Taking a tour inside the World’s Largest Small Electric Appliance Museum

All in a Day's Drive

DIAMOND, Mo. — What started as a collection in Richard Larrison’s basement, has turned into a sprawling 10,000 plus piece museum full of relics from a simpler time.

“We’d go to Kansas City, St. Louis and all over the country,” Larrison said. “Then eBay opened up, and I spent tons of money on eBay cause you can go to California, wherever right from your home. So I bought tons and tons of stuff on eBay.”

Since the museum opening in 2008, visitors have come from all over to take in Larrison’s impressive collection, free of charge.

The museum is open seven days a week, so long as the western store it’s nestled in is open. For security reasons, the museum can only be accessed through the western store. Visitors can ask store managers to show them the entrance door.
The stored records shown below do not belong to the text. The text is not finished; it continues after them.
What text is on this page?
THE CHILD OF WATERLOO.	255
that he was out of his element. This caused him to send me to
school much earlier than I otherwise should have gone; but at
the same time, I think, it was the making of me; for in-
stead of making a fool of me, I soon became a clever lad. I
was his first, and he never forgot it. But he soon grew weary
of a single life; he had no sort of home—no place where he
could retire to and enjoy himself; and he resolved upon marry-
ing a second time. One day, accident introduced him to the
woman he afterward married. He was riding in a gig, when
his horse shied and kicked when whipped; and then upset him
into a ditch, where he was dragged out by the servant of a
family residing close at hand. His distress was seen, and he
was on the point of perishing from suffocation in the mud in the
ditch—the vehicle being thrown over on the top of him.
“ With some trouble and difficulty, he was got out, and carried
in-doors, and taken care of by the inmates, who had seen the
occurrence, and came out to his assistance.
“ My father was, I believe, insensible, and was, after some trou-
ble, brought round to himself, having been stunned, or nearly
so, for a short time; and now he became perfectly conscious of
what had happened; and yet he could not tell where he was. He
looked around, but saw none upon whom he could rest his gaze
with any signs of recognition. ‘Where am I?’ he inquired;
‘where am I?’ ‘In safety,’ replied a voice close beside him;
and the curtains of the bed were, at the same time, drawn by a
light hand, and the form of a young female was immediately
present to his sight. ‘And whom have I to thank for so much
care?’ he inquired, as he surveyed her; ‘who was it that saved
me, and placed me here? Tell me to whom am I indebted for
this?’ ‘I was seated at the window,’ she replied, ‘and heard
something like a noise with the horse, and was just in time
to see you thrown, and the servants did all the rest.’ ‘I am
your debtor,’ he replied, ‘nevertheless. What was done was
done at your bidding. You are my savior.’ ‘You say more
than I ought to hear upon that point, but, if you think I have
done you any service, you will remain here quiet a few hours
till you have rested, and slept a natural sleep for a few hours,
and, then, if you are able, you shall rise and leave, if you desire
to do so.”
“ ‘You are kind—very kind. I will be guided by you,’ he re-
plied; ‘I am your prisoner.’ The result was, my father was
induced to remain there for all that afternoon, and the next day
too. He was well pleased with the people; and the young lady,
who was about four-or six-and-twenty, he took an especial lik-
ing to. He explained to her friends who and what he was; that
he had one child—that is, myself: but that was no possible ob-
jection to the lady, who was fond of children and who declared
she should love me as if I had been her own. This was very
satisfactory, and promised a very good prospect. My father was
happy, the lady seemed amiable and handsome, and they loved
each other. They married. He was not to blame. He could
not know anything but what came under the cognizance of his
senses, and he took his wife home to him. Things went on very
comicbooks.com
“I didn’t want to make money on it, and trust me I’m not making money on it and I’m losing money on it. But it’s my passion.”

Irons, fans, electric razors. You name it, Larrison’s probably got it. But there’s one type of appliance that stands above all else. Walk through the museum for just a few minutes and you’ll quickly notice the sheer number of toasters that line the shelves.

The old toasters are a hit with the younger vistors.

“Because they say ‘that’s a what? That’s a toaster? It don’t pop up it flips out and throws the bread.’ There’s so many different ways that the toasters work,” Larrison said.

The museum is a labor of love for Larrison and his family. He says that someday, his daughter will take over what he’s started. Allowing visitors to enjoy these treasures for years to come.

“Hopefully, I’ve got my fingers crossed, it will be here long, long after I say goodbye.”